Sally Yates and Friends Urge 11th Circuit to End Calhoun's Money Bail
“A bail system that indiscriminately jails indigent individuals charged with misdemeanors based solely on their economic status while immediately releasing those who can afford to post a bond is inconsistent with our country's promise of equal justice,” Yates said.
November 21, 2017 at 02:31 PM
4 minute read
Sally Yates (Photo: John Disney/ ALM)
Sally Yates, famously fired by President Donald Trump as acting attorney general, has joined with 28 prosecutors and law enforcement officials from around the country in filing an amicus brief with the U.S. Court of Appeals for the Eleventh Circuit opposing the City of Calhoun's so-called money bail system.
The issue is as framed in the brief is “whether the use of a fixed money bail schedule that results in the detention of indigent misdemeanor defendants for up to 48 hours solely based on their inability to pay is constitutionally permissible where the City of Calhoun has offered no explanation for why it needs 48 hours to determine indigence and where other more effective alternatives exist.”
“A bail system that indiscriminately jails indigent individuals charged with misdemeanors based solely on their economic status while immediately releasing those who can afford to post a bond is inconsistent with our country's promise of equal justice,” Yates said in a news release Tuesday from Georgetown Law School, where she now teaches.
The brief was drafted by Georgetown law's Institute for Constitutional Advocacy and Protection Senior Litigator Mary McCord, who served for 20 years as a federal prosecutor and was acting assistant attorney general for national security. In August, the institute filed a similar amicus brief on behalf of prosecutors in O'Donnell v. Harris County, a suit challenging a money bail system in Texas.
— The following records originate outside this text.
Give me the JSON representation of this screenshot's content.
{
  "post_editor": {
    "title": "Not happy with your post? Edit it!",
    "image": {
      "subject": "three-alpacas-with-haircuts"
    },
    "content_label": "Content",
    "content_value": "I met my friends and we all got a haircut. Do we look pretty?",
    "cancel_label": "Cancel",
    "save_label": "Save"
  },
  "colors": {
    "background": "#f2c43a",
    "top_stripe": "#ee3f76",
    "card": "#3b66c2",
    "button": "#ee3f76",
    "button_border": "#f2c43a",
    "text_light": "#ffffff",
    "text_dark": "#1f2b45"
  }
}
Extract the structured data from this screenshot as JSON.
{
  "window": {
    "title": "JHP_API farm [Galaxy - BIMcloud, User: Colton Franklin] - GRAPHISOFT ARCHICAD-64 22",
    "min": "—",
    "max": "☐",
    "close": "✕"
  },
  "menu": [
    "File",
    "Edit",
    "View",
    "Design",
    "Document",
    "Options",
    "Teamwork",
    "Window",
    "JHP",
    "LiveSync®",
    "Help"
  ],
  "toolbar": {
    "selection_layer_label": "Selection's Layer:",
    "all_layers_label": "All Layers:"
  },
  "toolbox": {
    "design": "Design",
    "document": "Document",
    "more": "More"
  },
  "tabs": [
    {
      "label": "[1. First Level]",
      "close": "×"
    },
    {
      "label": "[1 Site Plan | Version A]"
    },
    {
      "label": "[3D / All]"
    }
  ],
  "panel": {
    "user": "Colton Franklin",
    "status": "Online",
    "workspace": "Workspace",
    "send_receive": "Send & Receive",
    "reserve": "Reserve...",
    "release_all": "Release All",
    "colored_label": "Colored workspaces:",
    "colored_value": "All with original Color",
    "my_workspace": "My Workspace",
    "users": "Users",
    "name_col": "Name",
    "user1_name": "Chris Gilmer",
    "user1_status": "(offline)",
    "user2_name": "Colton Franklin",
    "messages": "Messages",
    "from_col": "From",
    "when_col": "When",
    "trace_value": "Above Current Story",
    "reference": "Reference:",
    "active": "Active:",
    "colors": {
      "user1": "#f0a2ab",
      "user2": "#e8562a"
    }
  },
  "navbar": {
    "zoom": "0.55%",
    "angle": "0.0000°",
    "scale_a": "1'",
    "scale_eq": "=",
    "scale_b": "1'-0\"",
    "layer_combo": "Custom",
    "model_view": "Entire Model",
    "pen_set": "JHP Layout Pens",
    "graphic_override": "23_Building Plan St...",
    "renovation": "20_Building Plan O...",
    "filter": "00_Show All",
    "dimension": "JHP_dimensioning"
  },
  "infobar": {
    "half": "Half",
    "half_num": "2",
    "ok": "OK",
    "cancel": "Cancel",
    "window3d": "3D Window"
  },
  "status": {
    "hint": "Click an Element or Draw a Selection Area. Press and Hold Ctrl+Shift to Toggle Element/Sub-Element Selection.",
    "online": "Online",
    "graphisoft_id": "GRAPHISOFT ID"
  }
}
“As career prosecutors, we know that using bail to keep poor people detained pretrial solely based on their inability to pay not only offends the Constitution, but also is counterproductive from a law enforcement perspective,” McCord said in the news release. “We depend on victims, witnesses, and jurors to participate in a criminal justice system they see as fair, and a system that determines freedom on the basis of wealth undercuts that notion.”
Another signer, former federal prosecutor and Fair and Just Prosecution Executive Director Miriam Krinsky, said in the news release: “It is well settled that alternatives to money bail—in place in jurisdictions around the country—are not simply the right approach, but are also a more sensible strategy that keep our communities safe by using individualized determinations of risk of flight and dangerousness. It is heartening to see prosecutive leaders coming together to speak out on the need to move away from a broken cash bail system and promote fair and equitable bail practices that enhance trust in, and contribute to the legitimacy of, our justice system.”
The brief acknowledged the City of Calhoun's initial response to the lawsuit over money bail was to adopt a standing order requiring bail hearings within 48 hours and the release of those who can establish the inability to pay. But the prosecutors argued that detention for even a limited amount of time can “yield serious harms such as loss of a job or disrupted family connections.” The prosecutors said Calhoun's standing bail order “does not go far enough to dispel the harm that the inequitable treatment of indigent misdemeanor defendants causes to the public's perception of the criminal justice system, and thus to law enforcement efforts.”
Furthermore, some of the offenses to which the order applies are not even offenses for which jail time is possible, the prosecutors said. For example, Maurice Walker—the named plaintiff—spent six days in detention for being a pedestrian under the influence of alcohol, which is not a jailable offense.
Additionally, the prosecutors said the bail amounts are set at the exact figures of the fines applicable for the charged offenses after conviction. So the schedule contributes to perceptions that bail is being used to extract a fine from the defendant prior to a finding of guilt.
The signers include current sitting District Attorneys Mark Dupree (Kansas City, Kansas), Stanley Garnett (Boulder, Colorado), Mark Gonzalez (Corpus Christi, Texas), Christian Gossett (Winnebago County, Wisconsin), David Soares (Albany, New York), Raúl Torrez (Albuquerque) and Cyrus Vance (New York County, New York), State Attorney Marilyn Mosby (Baltimore) and Prosecuting Attorney Carol Siemon (Ingham County, Michigan) and former Police Chiefs William Lansdowne (San Diego and Richmond, Calif.) and Brendan Cox (Albany, New York).
Correction: The initial version of this article misstated that the Calhoun case is before the U.S. Supreme Court. It is before the U.S. Court of Appeals for the Eleventh Circuit.